Een eerste ‘doel’ van de Children’s Games lijkt ongecompliceerd: de inventarisering van kinderspelen over de hele wereld. Het project bracht Alÿs en zijn team van Mexico tot Afghanistan, van België tot Marokko, van Congo tot Hongkong. Ook de presentatie van de filmpjes is zo opgevat. Ze worden zorgvuldig genummerd, krijgen de naam van het spel en worden samengebracht in exposities en op de website van de kunstenaar. De verzameling zal met de tentoonstelling in Wiels niet zijn afgesloten. Nog steeds worden er nieuwe video’s aan de collectie toegevoegd. Stelselmatig, met de toewijding van een conservator, documenteert Alÿs stukjes mondiaal erfgoed. In Congo wilde hij absoluut het Kisolo-spel vastleggen, een ‘tel-en-grijp’-spelletje dat minstens drieduizend jaar oud is en als immaterieel erfgoed dreigt te verdwijnen (Children’s Game #26: Kisolo, 2021). Het bleek een moeilijke opdracht om vandaag nog kinderen te vinden die het spel kunnen spelen. De huidige collectie bevat zowel wereldwijd bekende als minder bekende spelen. Meestal zoekt Alÿs spelen die verbonden zijn met een plek. Zo filmt hij touwtjespringen in Hongkong, zandkastelen bouwen op het strand in Knokke-Het-Zoute, knikkeren in Amman, hinkelen in Irak, bikkelen in Nepal, sneeuwspelletjes in Zwitserland enzovoort. Sommige spelen hebben een naam en volgen vaste regels. Bij andere spelen is het eerder een voorwerp dat centraal staat.
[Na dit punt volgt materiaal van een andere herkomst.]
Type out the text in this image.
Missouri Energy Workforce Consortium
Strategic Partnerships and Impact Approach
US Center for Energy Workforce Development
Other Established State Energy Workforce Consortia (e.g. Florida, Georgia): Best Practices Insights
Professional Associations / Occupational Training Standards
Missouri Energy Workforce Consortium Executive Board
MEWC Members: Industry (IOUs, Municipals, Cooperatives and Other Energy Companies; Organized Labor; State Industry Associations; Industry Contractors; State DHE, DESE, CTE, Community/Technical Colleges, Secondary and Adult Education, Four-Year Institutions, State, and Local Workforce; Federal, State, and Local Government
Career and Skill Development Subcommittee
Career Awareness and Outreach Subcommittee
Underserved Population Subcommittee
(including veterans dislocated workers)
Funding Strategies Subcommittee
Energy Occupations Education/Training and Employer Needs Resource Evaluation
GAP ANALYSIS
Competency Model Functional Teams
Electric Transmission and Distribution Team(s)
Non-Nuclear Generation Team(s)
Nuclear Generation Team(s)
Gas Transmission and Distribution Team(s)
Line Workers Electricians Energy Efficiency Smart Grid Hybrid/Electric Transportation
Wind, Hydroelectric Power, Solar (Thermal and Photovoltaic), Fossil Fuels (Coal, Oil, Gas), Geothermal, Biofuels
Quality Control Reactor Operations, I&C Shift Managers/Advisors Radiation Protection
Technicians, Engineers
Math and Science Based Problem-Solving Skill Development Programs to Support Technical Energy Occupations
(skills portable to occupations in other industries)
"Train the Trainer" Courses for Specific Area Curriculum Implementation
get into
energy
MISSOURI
Als archivaris blijft de inbreng van Alÿs op het eerste gezicht beperkt. De spelen worden met een zekere nuchterheid ingeblikt, zonder talige interventie, commentaarstem of bijschrift. Over de culturele specificiteit of voorgeschiedenis van de spelen komen we niets te weten. De video’s zijn geen handleidingen om de kijker te instrueren hoe het spel gespeeld wordt. Toch beogen ze transparantie en leesbaarheid. In tegenstelling tot in een aantal van zijn befaamde vroege werken, neemt Alÿs niet de rol op van protagonist. Evenmin gaat hij op een expliciet artistieke manier met de kinderspelen aan de haal. De mise-en-scène is nederig, staat ten dienste van wat zich voor de lens voltrekt. De Children’s Games zijn geen technische hoogstandjes, maar een collectie van ‘kleine’ video’s met een beperkte production value. Alÿs en zijn kleine team, met onder anderen Rafael Ortega, Félix Blume en Julien Devaux, beroepen zich op tropen die je met slechte wil als ‘amateuristisch’ kan omschrijven. De relatief kleine camera wordt in de hand gehouden, wat een wankele, zoekende beeldvoering oplevert en een zekere inschikkelijkheid voor technische mankementen. Uiteraard is dit niet het resultaat van onkunde, maar van een weloverwogen verhouding tot het gefilmde. Alÿs legt kleine, markante gebeurtenissen en handelingen vast die zich in de kring van een gemeenschap afspelen, en brengt met zijn video’s verslag uit van zijn reizen. Voor de amateurfilmer is de camera er voor dagelijks gebruik, minder voor een vooropgesteld artistiek doel. De camerahoeken en het montageritme worden ingegeven door de bekommernis om het spel ten volle te registreren en weer te geven. Dit verlangen tot documenteren schrijft een directe, complexloze vorm voor. Zo groeit er, ogenschijnlijk systematisch, een wereldwijd archief aan kinderspelen.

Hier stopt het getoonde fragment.